Ketenangannya telah terusik, membuat sosok itu selalu menatap tidak suka pada siapapun yang meniduri ranjang antik, berukuran sedang yang menjadi penyebab munculnya malapetaka yang terjadi di sana.

Dan semuanya berawal dari sebuah ranjang, yang dibeli Fugaku untuk sang buah hati tercintanya yang menginginkan untuk pisah kamar dengan anak sulungnya.

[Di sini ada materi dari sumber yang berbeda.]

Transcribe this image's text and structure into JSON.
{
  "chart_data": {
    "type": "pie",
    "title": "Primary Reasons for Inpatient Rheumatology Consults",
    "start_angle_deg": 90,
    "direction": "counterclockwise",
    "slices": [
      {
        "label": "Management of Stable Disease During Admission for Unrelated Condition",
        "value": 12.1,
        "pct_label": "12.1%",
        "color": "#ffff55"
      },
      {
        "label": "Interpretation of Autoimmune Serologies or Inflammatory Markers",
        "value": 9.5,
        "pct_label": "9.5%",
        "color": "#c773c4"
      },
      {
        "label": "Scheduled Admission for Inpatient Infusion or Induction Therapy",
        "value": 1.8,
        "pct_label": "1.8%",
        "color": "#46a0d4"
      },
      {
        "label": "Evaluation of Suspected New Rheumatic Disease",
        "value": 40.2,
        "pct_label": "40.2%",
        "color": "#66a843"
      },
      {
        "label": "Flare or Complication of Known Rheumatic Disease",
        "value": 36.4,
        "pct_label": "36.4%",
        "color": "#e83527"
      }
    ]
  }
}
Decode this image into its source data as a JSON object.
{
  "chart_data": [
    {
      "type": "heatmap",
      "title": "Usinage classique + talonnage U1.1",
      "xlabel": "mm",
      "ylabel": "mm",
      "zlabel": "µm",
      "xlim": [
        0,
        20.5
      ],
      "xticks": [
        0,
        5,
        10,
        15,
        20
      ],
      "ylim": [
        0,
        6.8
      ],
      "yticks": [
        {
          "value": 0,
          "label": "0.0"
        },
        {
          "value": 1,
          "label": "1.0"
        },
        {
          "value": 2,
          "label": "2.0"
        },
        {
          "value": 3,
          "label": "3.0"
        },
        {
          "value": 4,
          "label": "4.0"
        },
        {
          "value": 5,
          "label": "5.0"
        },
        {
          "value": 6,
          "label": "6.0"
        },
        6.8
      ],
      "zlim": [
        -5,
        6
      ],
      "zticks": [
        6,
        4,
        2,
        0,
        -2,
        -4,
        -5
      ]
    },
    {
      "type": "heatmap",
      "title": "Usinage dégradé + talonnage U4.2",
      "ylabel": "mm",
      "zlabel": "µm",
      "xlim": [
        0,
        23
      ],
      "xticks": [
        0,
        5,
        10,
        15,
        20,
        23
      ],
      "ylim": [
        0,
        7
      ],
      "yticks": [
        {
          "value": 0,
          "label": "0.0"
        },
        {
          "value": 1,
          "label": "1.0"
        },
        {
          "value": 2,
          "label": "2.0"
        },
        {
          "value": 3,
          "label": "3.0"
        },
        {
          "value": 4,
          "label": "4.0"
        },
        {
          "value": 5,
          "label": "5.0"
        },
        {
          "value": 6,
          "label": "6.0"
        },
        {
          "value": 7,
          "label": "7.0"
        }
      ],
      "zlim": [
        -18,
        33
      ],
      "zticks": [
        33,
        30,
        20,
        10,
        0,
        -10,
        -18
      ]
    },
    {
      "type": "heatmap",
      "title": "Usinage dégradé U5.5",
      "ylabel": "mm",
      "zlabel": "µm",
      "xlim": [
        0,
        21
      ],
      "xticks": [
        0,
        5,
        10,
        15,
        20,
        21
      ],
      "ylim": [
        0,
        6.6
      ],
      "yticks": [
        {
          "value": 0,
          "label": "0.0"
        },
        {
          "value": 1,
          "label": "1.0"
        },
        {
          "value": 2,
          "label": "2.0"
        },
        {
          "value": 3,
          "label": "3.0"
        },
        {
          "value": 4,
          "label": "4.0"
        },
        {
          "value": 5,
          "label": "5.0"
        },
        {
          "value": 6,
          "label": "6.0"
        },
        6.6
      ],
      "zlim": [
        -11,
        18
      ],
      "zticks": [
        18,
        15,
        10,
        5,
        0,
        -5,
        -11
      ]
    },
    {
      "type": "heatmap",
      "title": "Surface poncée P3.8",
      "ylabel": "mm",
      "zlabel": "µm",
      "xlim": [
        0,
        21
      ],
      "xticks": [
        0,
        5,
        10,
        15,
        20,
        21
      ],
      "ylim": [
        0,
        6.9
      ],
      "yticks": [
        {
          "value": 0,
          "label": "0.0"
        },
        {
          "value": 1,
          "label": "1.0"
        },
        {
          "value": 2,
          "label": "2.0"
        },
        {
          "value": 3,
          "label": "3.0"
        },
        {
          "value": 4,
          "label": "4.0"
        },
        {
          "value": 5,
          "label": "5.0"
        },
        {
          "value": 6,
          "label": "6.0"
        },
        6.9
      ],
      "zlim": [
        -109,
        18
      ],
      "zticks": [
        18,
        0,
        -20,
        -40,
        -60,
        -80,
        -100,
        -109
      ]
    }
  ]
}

Seharusnya dia tidak mengabaikan keluhan sang bungsu. Saat terjadi hal aneh, saat bocah berusia 9 tahun itu meniduri ranjang barunya.

Dan tidak seharusnya dia, istrinya, dan Itachi membiarkan sang bungsu lebih sering menghabiskan kegiatannya di dalam kamar itu.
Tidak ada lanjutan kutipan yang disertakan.